Book 2, Chapter 14
No more checkpoints. Uneventful, straight tarmac all the way.
I’m starting to really get the shits with the bike; the oil level indicator or “sight glass”, which lets you look into the sump to see the oil level is driving me nuts; I’ll do identical oil level tests on perfectly level road, and one test will show that the oil sump is brimming full, the next will show that it’s bone dry.
I’ve got fuck all idea what the true, correct reading is, and so I don’t know if it’s overfull or if it’s empty or if it’s Goldilocks. And there’s oil hosing out of the motor all the time.
I need to know how much oil is left. It scares me.
Buchanan's an unremarkable port hole. I'd like to ride further, but I can't.
After shacking up in a shitty hotel (that's not a brothel) I go walkabout, and chat to as many people as I can about where I should go next.
Two hundred clicks straight down the coast.
There are two routes: a straight line, or, a 600km inland detour.
All my maps have the straight road dead-ending at a river...
And no one can tell me if there are bridges or canoes there to get me to the other side.
The 600km detour is a sure thing; with multiple people confirming it's do-able.
I’m not thrilled about turning a one day trip into a three day fuckabout.
I find a tin shack restaurant and continue my enquiries over lunch, which is mysterious meats in some sort of stew with rice.
Pretty gnarly stuff. Flies everywhere. But it’s popular with the locals so it’s popular with me.
Maybe not so popular...
As I lie in bed for a siesta my guts are roiling. They won't let me sleep.
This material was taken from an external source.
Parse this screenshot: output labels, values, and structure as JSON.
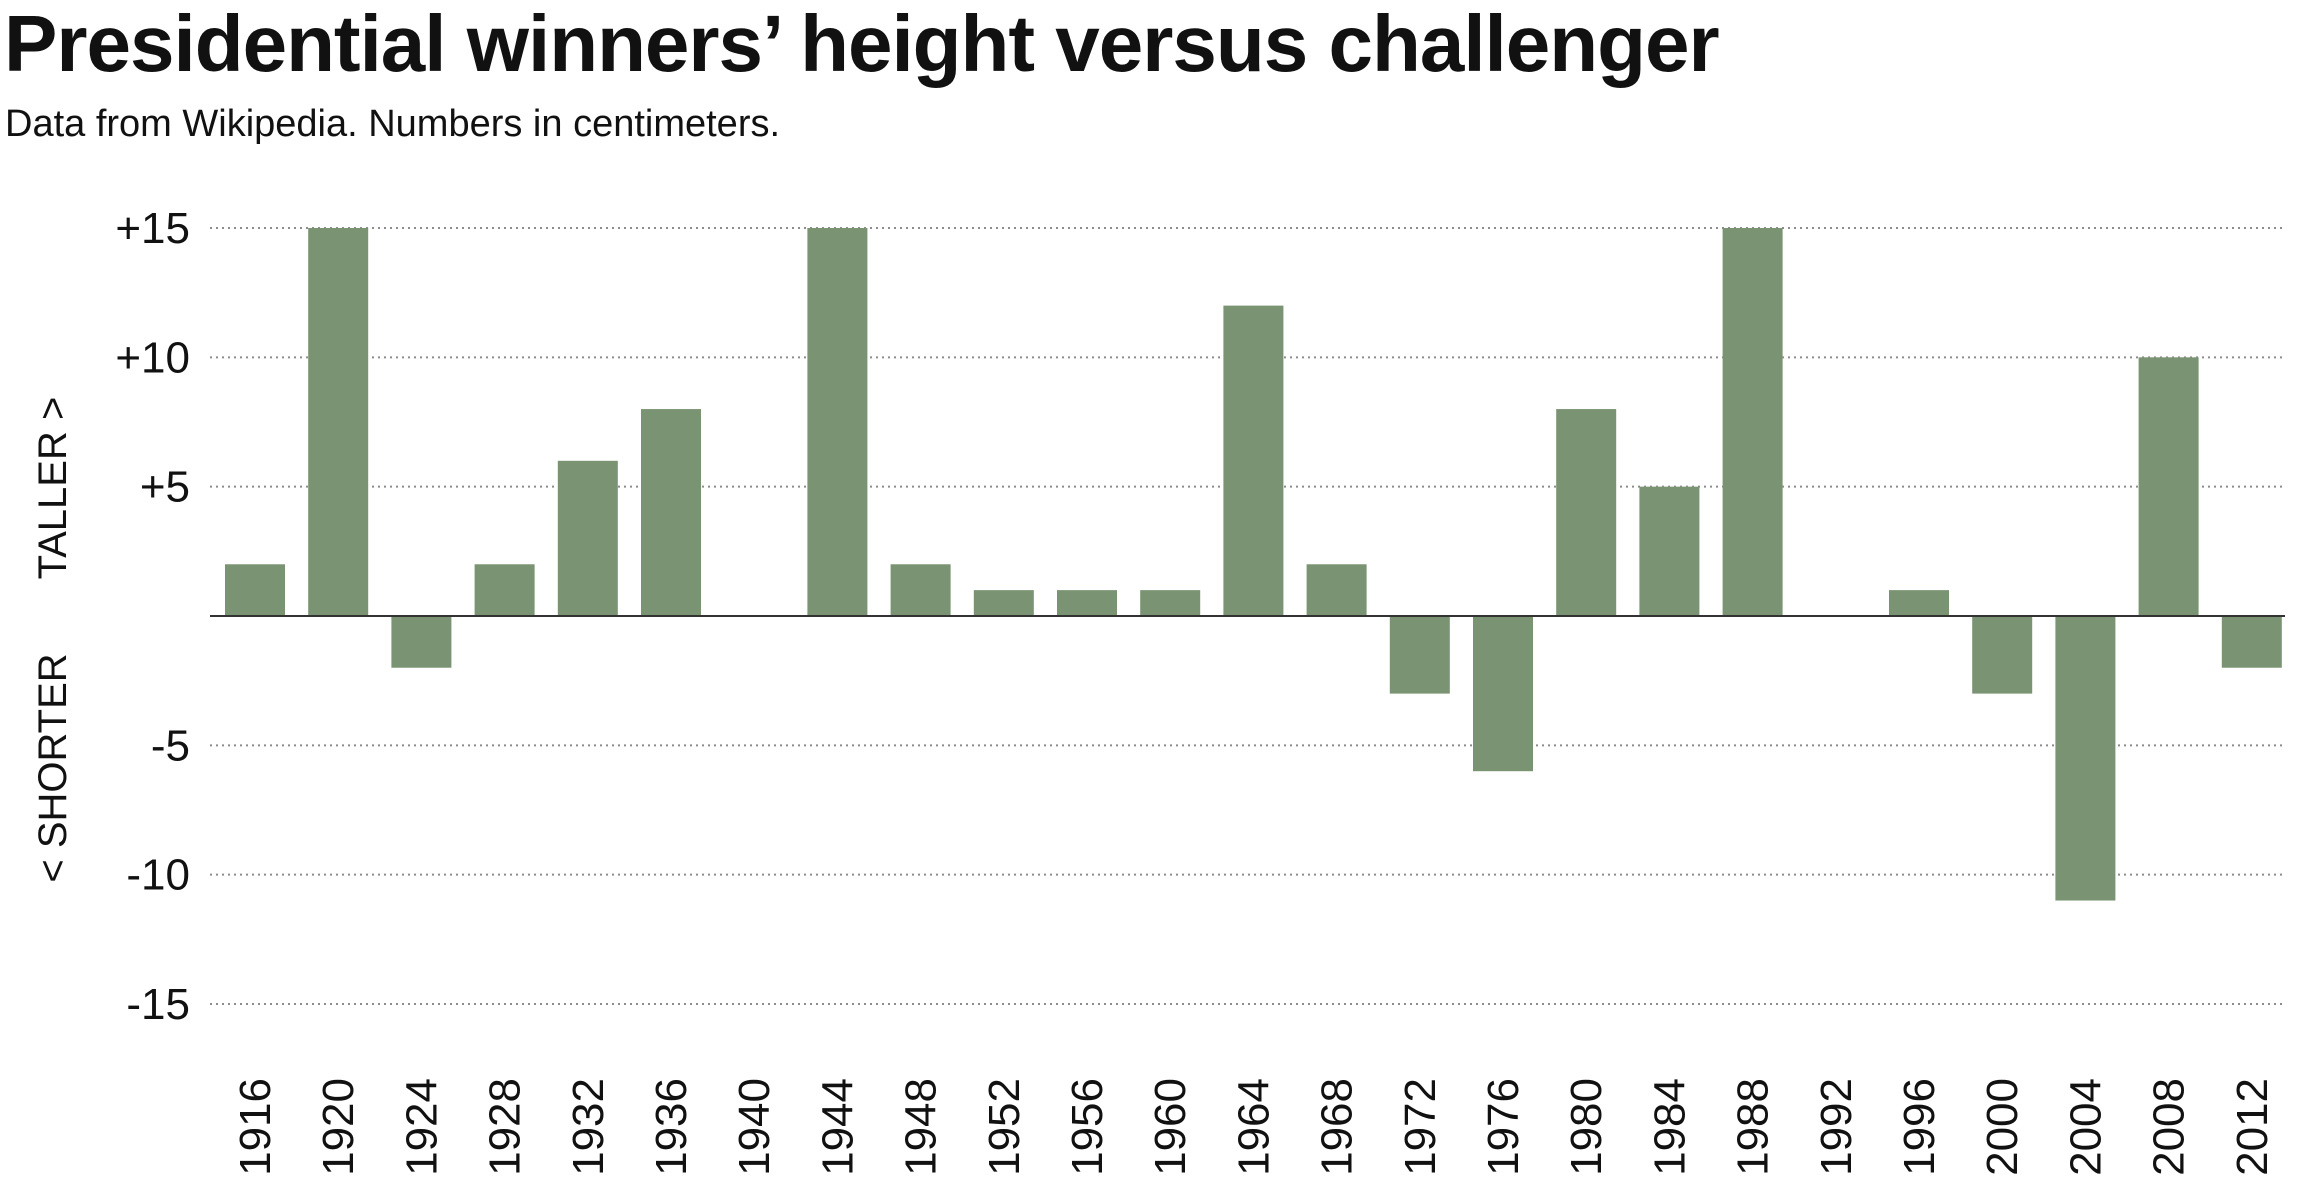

I don't know if it's lunch, or just a Monrovian hangover.
I feel green with nausea.
I could easily chuck it all up - anytime I want - and send myself back to square one. But this feels important. I don't think I will manage if I chuck up another day's food; I'll just stop working.
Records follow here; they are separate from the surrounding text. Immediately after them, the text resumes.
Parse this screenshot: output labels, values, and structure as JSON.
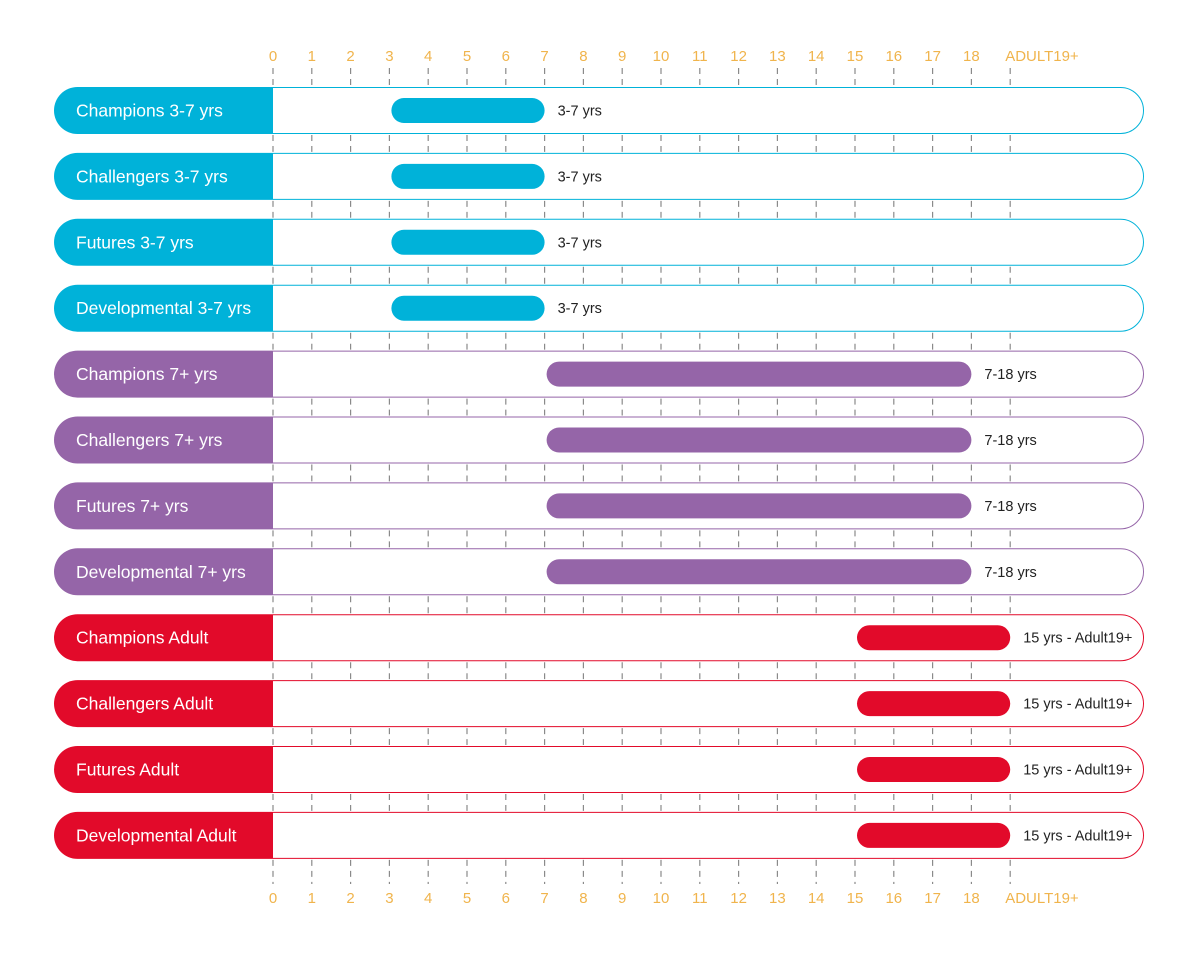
{
  "chart_data": {
    "type": "bar",
    "orientation": "horizontal-range",
    "x_ticks": [
      "0",
      "1",
      "2",
      "3",
      "4",
      "5",
      "6",
      "7",
      "8",
      "9",
      "10",
      "11",
      "12",
      "13",
      "14",
      "15",
      "16",
      "17",
      "18",
      "ADULT19+"
    ],
    "xlim": [
      0,
      19
    ],
    "grid": "dashed vertical ticks between rows",
    "colors": {
      "cyan": "#00b2d9",
      "purple": "#9565a8",
      "red": "#e20a2a",
      "tick": "#f0b44c",
      "grid": "#8a8a8a"
    },
    "rows": [
      {
        "label": "Champions 3-7 yrs",
        "start": 3.0,
        "end": 7.0,
        "range_label": "3-7 yrs",
        "color": "#00b2d9"
      },
      {
        "label": "Challengers 3-7 yrs",
        "start": 3.0,
        "end": 7.0,
        "range_label": "3-7 yrs",
        "color": "#00b2d9"
      },
      {
        "label": "Futures 3-7 yrs",
        "start": 3.0,
        "end": 7.0,
        "range_label": "3-7 yrs",
        "color": "#00b2d9"
      },
      {
        "label": "Developmental 3-7 yrs",
        "start": 3.0,
        "end": 7.0,
        "range_label": "3-7 yrs",
        "color": "#00b2d9"
      },
      {
        "label": "Champions 7+ yrs",
        "start": 7.0,
        "end": 18.0,
        "range_label": "7-18 yrs",
        "color": "#9565a8"
      },
      {
        "label": "Challengers 7+ yrs",
        "start": 7.0,
        "end": 18.0,
        "range_label": "7-18 yrs",
        "color": "#9565a8"
      },
      {
        "label": "Futures 7+ yrs",
        "start": 7.0,
        "end": 18.0,
        "range_label": "7-18 yrs",
        "color": "#9565a8"
      },
      {
        "label": "Developmental 7+ yrs",
        "start": 7.0,
        "end": 18.0,
        "range_label": "7-18 yrs",
        "color": "#9565a8"
      },
      {
        "label": "Champions Adult",
        "start": 15.0,
        "end": 19.0,
        "range_label": "15 yrs - Adult19+",
        "color": "#e20a2a"
      },
      {
        "label": "Challengers Adult",
        "start": 15.0,
        "end": 19.0,
        "range_label": "15 yrs - Adult19+",
        "color": "#e20a2a"
      },
      {
        "label": "Futures Adult",
        "start": 15.0,
        "end": 19.0,
        "range_label": "15 yrs - Adult19+",
        "color": "#e20a2a"
      },
      {
        "label": "Developmental Adult",
        "start": 15.0,
        "end": 19.0,
        "range_label": "15 yrs - Adult19+",
        "color": "#e20a2a"
      }
    ]
  }
}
So I hold it down, and give it a chance to ingest something.
I've kept it down so far, but I've got tangy burps, and I don't know how long I can hold out.
My guts are moving in a way that indicates something violent is imminent. And I don’t mean throwing up either...
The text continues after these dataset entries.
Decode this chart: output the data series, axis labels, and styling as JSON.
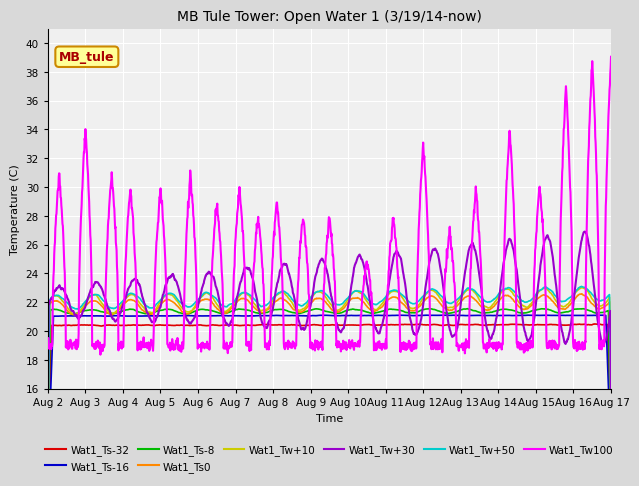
{
  "title": "MB Tule Tower: Open Water 1 (3/19/14-now)",
  "xlabel": "Time",
  "ylabel": "Temperature (C)",
  "ylim": [
    16,
    41
  ],
  "yticks": [
    16,
    18,
    20,
    22,
    24,
    26,
    28,
    30,
    32,
    34,
    36,
    38,
    40
  ],
  "xtick_labels": [
    "Aug 2",
    "Aug 3",
    "Aug 4",
    "Aug 5",
    "Aug 6",
    "Aug 7",
    "Aug 8",
    "Aug 9",
    "Aug 10",
    "Aug 11",
    "Aug 12",
    "Aug 13",
    "Aug 14",
    "Aug 15",
    "Aug 16",
    "Aug 17"
  ],
  "series": {
    "Wat1_Ts-32": {
      "color": "#dd0000",
      "lw": 1.2
    },
    "Wat1_Ts-16": {
      "color": "#0000cc",
      "lw": 1.2
    },
    "Wat1_Ts-8": {
      "color": "#00bb00",
      "lw": 1.2
    },
    "Wat1_Ts0": {
      "color": "#ff8800",
      "lw": 1.2
    },
    "Wat1_Tw+10": {
      "color": "#cccc00",
      "lw": 1.2
    },
    "Wat1_Tw+30": {
      "color": "#9900cc",
      "lw": 1.5
    },
    "Wat1_Tw+50": {
      "color": "#00cccc",
      "lw": 1.2
    },
    "Wat1_Tw100": {
      "color": "#ff00ff",
      "lw": 1.5
    }
  },
  "annotation_box": {
    "text": "MB_tule",
    "facecolor": "#ffff99",
    "edgecolor": "#cc8800",
    "textcolor": "#aa0000",
    "fontsize": 9
  },
  "bg_color": "#d9d9d9",
  "plot_bg_color": "#f0f0f0"
}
I get up and look in the mirror.
I look like I should, I guess, which is to say I look like dogshit.
I want to stay another day in Buchannan but, more than that, I still feel an overwhelming urge to escape. To run away.
I ignore the warning signs, load up the bike, and roll the dice.
My furious gut plus the shaking of the bike start whipping up their perfect storm.
In an act of pragmatism I skip breakfast; I don’t want to give myself any more ammunition.
I leave Buchannan, and take the road for the six hundred kilometre detour.
Tarmac quickly turns into a single-laned, well-graded red dirt track.
Gone are the endless rows of plantations, replaced with a sparse, green forest that creeps in on the roadside.
Sometimes the trees canopy over the track to give some shade, sometimes I'm open to the cloudy sky above.
There's the very seldom village, and in each village there are young topless women, painted white.
I hardly notice any of this.
I’m a man on a mission.
Eyes on the prize as I chop down the road, destroying the serenity as I smash around in top gear.
I’m all negativity; flying in a mad rush to get to nowhere in particular.
I’m in such a hurry that the only times I ever stop are when my bowels tell me that won't wait another second. Or I’m stopped at a checkpoint...
Never trust a fart in Africa... Or the police...
I'm not sure which I dread more.
But both turn out to be non-events; I squatted in the forest and let go of one of my top farts of all time; a spectacular ten second duration which somehow managed to stay dry, to great surprise and delight; and the checkpoint officials being all smiles and handshakes and well wishing.
After about six hours in my head and two hundred clicks on the clock I find myself in a big enough small village to know I’m a good chance at finding somewhere to eat and sleep. Saclepea.
It's a long way between viable villages, so I call it a day.
An average speed of 33km/h doesn’t sound like a lot, but with breaks included and on a dirt road with a Royal Enfield that’s pretty good going. I’m satisfied with that.
And I didn't shit my pants, or vomit. Not even once.
Sweet baby Cheeses, they have a shower. My own fucking shower.
The shower rose is the size of a dinner plate.
I strip down and jump in immediately.
It feels like I'm caught in a deluge. Like I'm standing under a thundering, cool waterfall.
I could happily drown.
After an unknown amount of time I call it.
I go and lie down on my real mattress. With clean sheets.
I get up and go take another shower.